Biography: Dr. Ran Zhang received her Ph.D. from University of Colorado at Boulder. She is currently the Professor of Accounting at the Business School in Renmin University of China. She is also listed as “China High Cited Scholar” of Elsevier. She worked as a faculty member at the Guanghua School of Management, Peking University from 2006 to 2019. She is currently a member of the first Accounting Standards Advisory Committee of the Ministry of Finance and serves as an independent director and chairman of the audit committee of BYD Company Ltd. Her research interest is in Quantamental Investing and Private Equity Investing. She has published more than 30 academic papers in leading international and Chinese academic journals, including Journal of Financial Economics, The Accounting Review, et al. According to Google Scholar, her published papers are cited more than 1,800 times, with h-index at 22 and i10-index at 28. Her findings on technological momentum have been used widely in the investing industry. She also won numerous academic awards, including the Roger F. Murray First Prize of Outstanding Research for the Institute of Quantitative Research in Finance. Her book, Quantamental Investing, is listed as the best seller of Finance and Investment Books on Amazon China 2017.
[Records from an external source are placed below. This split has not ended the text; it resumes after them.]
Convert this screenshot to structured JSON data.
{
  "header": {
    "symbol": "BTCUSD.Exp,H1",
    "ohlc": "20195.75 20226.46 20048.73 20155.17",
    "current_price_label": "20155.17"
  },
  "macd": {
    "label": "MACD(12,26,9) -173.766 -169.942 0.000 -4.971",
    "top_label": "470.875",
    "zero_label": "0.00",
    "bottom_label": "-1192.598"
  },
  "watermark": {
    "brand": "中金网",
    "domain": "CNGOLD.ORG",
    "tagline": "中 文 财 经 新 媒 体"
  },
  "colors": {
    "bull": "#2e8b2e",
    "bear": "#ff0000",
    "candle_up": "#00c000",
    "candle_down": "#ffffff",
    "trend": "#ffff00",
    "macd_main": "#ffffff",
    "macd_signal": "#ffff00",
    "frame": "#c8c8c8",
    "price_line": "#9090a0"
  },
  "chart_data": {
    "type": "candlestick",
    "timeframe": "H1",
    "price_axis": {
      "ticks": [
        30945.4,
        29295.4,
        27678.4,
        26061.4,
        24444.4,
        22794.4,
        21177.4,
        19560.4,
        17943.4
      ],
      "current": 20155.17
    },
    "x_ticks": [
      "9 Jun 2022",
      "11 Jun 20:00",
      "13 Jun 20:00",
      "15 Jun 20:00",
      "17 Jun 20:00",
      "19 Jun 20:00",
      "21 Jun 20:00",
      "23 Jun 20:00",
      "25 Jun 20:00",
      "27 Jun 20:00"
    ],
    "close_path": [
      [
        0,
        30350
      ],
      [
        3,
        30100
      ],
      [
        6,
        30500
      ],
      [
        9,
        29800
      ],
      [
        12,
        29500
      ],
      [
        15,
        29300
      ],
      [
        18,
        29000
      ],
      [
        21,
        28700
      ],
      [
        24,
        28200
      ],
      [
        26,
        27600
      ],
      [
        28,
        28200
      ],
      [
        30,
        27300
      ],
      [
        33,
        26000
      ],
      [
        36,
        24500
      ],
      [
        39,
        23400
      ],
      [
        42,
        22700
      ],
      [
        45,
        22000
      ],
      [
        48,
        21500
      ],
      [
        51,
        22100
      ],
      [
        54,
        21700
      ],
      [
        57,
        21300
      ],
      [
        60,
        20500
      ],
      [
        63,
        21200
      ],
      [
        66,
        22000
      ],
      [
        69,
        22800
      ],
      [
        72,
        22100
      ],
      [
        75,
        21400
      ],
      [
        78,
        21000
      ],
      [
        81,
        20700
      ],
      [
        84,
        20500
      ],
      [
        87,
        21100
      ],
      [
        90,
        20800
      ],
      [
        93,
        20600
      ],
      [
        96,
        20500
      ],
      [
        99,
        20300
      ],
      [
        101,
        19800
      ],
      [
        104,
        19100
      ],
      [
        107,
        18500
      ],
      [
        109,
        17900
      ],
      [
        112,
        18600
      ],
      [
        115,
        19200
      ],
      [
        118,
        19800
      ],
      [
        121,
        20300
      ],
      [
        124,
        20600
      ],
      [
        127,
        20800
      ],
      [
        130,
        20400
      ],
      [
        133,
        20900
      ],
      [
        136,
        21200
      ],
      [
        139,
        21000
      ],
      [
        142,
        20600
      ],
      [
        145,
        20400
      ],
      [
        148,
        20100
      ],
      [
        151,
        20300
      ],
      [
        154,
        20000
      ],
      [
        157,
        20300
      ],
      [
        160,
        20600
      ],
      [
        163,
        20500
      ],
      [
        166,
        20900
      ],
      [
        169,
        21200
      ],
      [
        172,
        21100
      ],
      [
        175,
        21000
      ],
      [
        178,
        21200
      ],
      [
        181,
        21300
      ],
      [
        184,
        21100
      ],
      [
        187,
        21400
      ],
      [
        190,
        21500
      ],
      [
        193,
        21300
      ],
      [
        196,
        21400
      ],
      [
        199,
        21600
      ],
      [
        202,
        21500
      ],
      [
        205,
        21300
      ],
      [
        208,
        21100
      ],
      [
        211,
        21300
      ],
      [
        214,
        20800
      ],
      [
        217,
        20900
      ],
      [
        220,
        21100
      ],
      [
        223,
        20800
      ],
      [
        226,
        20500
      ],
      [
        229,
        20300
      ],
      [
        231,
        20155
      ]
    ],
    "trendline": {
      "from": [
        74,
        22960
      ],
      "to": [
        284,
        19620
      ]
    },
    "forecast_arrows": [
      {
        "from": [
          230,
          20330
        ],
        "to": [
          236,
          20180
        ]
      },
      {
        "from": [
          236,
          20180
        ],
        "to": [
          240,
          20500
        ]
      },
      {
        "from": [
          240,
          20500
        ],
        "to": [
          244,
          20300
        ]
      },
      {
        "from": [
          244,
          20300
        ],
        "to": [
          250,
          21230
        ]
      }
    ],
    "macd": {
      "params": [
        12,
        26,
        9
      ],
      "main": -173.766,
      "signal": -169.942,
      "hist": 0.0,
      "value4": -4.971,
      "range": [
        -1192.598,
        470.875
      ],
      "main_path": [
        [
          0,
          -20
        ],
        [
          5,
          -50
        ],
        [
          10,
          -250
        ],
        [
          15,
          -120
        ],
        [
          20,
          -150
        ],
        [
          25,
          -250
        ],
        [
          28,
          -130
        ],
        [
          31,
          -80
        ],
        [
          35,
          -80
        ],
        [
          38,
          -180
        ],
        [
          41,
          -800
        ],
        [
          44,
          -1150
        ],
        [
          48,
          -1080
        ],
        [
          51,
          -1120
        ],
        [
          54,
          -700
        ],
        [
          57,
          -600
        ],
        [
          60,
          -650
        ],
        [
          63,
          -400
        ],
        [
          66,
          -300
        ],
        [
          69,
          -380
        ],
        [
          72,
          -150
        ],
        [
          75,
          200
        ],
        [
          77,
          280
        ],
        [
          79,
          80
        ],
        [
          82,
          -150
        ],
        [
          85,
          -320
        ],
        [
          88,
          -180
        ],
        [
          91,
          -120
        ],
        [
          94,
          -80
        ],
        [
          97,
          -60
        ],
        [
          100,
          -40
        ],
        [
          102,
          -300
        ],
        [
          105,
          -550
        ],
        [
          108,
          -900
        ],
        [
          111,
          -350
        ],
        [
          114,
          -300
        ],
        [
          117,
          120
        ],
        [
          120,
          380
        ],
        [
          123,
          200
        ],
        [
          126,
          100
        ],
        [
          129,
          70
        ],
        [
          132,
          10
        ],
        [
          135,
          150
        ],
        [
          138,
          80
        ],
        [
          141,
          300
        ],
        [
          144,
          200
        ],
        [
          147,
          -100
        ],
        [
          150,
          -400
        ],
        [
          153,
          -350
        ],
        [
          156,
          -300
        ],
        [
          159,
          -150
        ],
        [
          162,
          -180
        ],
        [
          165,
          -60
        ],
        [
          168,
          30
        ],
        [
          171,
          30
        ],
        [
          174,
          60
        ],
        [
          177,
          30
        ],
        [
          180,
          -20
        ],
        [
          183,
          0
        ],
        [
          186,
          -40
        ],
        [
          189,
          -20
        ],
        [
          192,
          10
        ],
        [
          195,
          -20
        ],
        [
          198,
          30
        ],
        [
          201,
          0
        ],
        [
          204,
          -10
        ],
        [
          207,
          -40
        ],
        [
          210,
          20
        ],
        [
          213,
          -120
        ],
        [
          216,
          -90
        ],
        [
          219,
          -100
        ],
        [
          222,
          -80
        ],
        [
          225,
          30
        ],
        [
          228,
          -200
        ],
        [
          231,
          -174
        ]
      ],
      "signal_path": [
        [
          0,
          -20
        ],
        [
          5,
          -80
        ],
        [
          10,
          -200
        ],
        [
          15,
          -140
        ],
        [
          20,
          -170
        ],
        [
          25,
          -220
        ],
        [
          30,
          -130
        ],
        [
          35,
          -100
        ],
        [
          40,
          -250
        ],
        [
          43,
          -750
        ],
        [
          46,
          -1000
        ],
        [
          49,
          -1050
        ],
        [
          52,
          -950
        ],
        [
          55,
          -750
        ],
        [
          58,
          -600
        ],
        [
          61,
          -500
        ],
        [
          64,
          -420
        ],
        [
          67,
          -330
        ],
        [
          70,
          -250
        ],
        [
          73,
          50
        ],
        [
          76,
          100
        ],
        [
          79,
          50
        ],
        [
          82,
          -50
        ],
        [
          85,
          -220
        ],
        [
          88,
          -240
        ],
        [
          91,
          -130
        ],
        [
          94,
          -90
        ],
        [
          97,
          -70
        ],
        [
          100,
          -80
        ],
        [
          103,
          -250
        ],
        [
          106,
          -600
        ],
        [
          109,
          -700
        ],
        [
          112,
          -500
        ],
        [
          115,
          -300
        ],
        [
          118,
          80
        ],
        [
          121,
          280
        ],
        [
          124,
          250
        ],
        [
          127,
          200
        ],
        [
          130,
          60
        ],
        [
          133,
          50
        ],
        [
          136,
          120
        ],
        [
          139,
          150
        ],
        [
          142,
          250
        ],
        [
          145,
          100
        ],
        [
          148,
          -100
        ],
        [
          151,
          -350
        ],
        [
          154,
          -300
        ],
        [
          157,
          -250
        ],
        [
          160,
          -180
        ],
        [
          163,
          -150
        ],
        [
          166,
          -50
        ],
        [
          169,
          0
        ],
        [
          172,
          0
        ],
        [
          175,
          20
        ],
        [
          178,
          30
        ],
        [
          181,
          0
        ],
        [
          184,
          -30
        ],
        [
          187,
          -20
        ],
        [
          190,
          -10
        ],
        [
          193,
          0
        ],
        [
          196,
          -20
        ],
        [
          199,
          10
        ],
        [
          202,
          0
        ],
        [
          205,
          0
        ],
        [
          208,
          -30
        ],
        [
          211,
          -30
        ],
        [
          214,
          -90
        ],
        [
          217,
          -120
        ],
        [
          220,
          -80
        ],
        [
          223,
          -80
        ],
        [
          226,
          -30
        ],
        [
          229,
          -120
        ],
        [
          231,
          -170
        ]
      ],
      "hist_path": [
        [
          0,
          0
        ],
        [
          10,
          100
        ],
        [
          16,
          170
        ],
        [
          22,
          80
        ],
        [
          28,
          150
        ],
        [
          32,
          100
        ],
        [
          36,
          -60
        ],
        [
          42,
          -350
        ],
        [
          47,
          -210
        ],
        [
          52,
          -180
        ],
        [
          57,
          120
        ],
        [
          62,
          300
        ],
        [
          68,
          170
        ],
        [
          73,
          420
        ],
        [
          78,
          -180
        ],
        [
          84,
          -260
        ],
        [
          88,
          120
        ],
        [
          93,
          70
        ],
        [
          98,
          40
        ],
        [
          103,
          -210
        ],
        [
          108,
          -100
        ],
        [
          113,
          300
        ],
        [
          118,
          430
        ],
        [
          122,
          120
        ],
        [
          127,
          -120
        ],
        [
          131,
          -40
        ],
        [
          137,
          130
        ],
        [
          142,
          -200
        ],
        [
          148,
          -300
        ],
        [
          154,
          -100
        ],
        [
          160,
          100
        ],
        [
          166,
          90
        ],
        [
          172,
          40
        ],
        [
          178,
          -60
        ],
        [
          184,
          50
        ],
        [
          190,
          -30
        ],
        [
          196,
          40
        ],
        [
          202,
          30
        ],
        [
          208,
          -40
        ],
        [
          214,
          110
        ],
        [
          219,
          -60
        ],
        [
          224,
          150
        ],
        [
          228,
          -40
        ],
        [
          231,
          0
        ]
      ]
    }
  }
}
Topic: Production Complementarity and Momentum Spillover Across Industries
Abstract: Economic theory suggests production complementarity is an important driver of sectoral co-movements and business cycle fluctuations. We operationalize this concept by developing a measure of the production complementarity distance (COMPL) between any two companies. We find that firms co-move strongly with their complementor peer firms in terms of economic fundamentals. Furthermore, we find a robust lead-lag relationship between the stock returns of the complementors and the focal firm. The economic magnitude of this lead-lag effect is substantial, with a hedged portfolio constructed based on the price signals of the complementors producing a monthly alpha of 137 basis points or 16.4% on an annual basis. This complementor momentum effect is robust after controlling for a variety of predictive variables, including firm size, book-to-market, short-term reversal, and medium-term price momentum. It is distinct from, and cannot be explained by, previously documented lead-lag effects such as industry momentum, customer-supplier momentum, technology momentum or momentum spillover due to common analyst coverage. We further provide evidence that the main driver of this effect is a form of investor inattention or sluggish adjustment to value relevant information along the complementarity network. The effect is strongest for firms that receive less investor attention and are more costly to arbitrage. Shared analyst coverage is relatively rare among complementor firms (which are from different industries by construction), but where it exists, common coverage improves the price adjustment process, leading to shorter momentum spillover effects.